Pixelwise segmentation is demonstrated in the visualisation of the Panda field of view as shown above. The RGB network learnt features based on colour and texture, where as the depth network learnt features based on shape, particularly the distinctive curvature of the elbow joint. As to be expected, it can be fooled by objects exhibiting similar features.
It would be more beneficial if the depth and RGB information could be learnt in the context of the current configuration of the robot, specifically the joint angles of the robot. The Panda may then be able to learn to distinguish between itself and another Panda, or even another object with properties similar to the features that have been learnt by the network. To achieve this, the joint angles could be incorporated as inputs after the encoder to ensure sufficient emphasis is placed on the relatively few inputs representing the state of the robot.
Identifying Other agents
Identifying other agents in the environment is an important aspect of collaborating robots. In our approach another robot is defined by the fact that it is moving. A stationary robot can be treated as any other object in the environment. Once it starts moving however the robot has to be a lot more careful around it and as a later step maybe even plan its trajectory differently. This is why we wanted to be able to detect motion in the environment. We have then used a pre-trained neural network called FlowNet2 [@@ilg2017flownet] developed by Freiburg to detect the movement between to camera frames.
The video below shows the detected flow of a moving robot. On the left you can see the Panda picking up objects and on the right the detected flow, which can be interpreted as the velocity in x and y direction. To visualize it the output flow is graded by both magnitude and direction of velocity.
Video showing the detection of motion whilst the Panda is picking up blocks.
One disadvantage of FlowNet2 is that it can only detect movement if the camera itself is stationary. Deducting the camera movement from the frames as a preprocessing step might be possible for small movements of the camera but is not feasible in our scenario.
This means that we would have to stop the robots movement every now and again to scan the environment for moving objects. If the robot detects a moving object close to its next target position it should then plan its movement slower and stop more often to check for moving objects.
Even though the detection of movement works quite well for us, we have not yet integrated this classification into our brownie tasks since we are not collaborating with another robot yet. For future work it would be very interesting to try to add as a part of the collision avoidance.
Conclusions and Future Work
While completing a task with the Panda we have been successful in using deep learning to classify SELF pixel-wise in images using SegNet, as well as with each of the 9 LiDAR sensors using a combination of feedforward neural networks.
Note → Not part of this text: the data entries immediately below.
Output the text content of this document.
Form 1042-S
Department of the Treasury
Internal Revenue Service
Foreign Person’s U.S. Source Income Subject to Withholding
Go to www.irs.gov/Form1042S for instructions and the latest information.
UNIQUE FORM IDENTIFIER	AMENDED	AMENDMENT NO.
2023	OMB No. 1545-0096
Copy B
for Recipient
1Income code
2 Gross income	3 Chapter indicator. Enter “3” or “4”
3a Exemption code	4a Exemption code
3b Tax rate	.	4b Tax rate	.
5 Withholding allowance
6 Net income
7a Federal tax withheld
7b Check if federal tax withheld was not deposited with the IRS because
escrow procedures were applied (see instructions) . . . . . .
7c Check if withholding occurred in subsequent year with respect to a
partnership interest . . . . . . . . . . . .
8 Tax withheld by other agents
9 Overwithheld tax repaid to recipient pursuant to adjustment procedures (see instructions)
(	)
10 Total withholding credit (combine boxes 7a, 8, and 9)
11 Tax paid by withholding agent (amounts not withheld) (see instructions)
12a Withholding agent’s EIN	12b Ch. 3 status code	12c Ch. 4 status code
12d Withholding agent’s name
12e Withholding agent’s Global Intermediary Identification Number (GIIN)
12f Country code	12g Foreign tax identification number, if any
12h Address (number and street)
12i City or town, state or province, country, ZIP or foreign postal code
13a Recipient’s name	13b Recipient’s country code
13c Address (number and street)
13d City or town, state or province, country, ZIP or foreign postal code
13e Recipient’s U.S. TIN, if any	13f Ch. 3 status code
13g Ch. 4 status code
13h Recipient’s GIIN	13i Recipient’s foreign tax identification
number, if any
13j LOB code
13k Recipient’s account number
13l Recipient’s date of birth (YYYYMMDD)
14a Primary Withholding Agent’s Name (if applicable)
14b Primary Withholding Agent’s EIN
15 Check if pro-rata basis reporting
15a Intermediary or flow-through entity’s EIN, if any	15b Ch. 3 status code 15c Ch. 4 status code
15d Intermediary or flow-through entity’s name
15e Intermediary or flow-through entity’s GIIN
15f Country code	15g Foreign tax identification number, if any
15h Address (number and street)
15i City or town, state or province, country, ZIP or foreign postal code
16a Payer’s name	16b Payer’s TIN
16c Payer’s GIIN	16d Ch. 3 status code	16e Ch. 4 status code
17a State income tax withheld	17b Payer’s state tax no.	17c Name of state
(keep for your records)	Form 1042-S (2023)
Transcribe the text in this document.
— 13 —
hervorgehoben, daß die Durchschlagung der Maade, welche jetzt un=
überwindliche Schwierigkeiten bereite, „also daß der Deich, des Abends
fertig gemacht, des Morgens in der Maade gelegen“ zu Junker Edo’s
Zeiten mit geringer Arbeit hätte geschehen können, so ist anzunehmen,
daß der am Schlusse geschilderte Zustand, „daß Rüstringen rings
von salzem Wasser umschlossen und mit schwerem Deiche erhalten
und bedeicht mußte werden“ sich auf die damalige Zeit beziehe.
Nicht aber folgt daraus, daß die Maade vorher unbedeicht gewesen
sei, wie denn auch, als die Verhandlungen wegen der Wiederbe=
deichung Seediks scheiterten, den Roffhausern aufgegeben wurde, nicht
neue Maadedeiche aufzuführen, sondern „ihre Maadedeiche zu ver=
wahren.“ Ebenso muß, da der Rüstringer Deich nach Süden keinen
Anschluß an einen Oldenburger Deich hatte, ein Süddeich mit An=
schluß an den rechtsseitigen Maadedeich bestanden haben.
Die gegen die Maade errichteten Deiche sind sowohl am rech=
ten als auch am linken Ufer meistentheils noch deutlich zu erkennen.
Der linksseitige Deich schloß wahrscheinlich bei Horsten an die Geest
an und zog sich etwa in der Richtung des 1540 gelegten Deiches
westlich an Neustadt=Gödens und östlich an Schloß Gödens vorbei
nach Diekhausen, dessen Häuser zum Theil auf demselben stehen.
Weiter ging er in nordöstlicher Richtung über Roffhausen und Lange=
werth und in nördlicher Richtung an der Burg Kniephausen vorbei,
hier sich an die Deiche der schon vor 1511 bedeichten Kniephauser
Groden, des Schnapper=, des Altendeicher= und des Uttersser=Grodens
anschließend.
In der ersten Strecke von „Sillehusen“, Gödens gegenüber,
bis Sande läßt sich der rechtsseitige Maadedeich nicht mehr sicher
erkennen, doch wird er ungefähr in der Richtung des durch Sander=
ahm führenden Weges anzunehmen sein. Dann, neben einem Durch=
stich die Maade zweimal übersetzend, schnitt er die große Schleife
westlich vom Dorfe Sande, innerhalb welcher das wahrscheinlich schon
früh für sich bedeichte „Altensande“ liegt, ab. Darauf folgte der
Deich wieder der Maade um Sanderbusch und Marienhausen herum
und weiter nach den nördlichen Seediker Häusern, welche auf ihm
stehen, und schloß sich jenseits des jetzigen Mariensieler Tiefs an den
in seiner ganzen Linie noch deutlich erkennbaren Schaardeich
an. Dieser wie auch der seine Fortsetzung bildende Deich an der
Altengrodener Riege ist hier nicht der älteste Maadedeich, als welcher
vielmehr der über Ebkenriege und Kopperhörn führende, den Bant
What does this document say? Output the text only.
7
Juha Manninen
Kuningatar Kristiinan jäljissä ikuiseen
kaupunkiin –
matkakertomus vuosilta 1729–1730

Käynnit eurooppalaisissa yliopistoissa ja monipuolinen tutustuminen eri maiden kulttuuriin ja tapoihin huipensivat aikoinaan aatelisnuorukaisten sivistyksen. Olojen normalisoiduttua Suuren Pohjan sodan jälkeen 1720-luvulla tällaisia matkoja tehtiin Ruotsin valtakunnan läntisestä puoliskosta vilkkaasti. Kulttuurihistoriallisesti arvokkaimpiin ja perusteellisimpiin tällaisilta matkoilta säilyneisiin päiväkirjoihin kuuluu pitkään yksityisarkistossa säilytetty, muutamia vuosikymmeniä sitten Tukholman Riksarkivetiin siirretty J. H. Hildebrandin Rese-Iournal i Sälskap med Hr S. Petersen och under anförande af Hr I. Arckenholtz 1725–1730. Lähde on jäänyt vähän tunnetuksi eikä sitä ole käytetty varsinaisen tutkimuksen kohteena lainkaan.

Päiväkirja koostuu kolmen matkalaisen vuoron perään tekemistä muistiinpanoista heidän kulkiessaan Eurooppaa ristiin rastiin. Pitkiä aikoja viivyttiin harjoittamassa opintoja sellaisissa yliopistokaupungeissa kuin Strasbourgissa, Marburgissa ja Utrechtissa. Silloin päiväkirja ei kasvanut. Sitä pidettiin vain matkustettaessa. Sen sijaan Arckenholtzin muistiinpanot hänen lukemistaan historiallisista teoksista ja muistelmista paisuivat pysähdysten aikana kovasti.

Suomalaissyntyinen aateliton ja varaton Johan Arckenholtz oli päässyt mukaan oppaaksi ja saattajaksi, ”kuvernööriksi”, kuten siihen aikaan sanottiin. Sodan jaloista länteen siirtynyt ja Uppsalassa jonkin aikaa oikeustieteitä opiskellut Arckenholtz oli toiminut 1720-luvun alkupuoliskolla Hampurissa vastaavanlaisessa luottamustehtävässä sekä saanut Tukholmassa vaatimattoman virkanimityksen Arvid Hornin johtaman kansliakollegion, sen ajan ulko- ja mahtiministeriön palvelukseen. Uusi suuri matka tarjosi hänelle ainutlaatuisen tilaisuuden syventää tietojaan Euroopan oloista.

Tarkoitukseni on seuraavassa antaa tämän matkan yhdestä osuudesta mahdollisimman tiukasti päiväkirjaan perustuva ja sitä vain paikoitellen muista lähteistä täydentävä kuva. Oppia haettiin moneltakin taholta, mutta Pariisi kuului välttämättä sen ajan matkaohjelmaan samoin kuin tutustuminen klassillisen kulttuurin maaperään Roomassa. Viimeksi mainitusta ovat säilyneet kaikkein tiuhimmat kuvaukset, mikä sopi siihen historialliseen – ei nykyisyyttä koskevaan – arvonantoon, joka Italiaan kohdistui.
We are able to estimate live LiDAR readings anticipated within the default ENVIRONMENT. Based on this information, we can deduce OTHER objects in the environment. Future work includes combining the task and joint control modes into one controller, where this classification can be used to inform collision avoidance. In the absence of knowing SELF, the Panda would attempt to avoid itself resulting in unpredictable behaviour.
Detecting movement provides a strategy for detecting OTHER agents. We are able to detect motion in the field of view of a stationary end effector using FlowNet2 returning pixel wise classification of OTHER based on movement. This was demonstrated using footage of our Panda completing a task to show how this can be used in practise. Future work includes incorporating this into trajectory planning to the point where collaborating robots could apply turn taking when completing a task. There are additional demonstrations using footage from the Panda depth camera.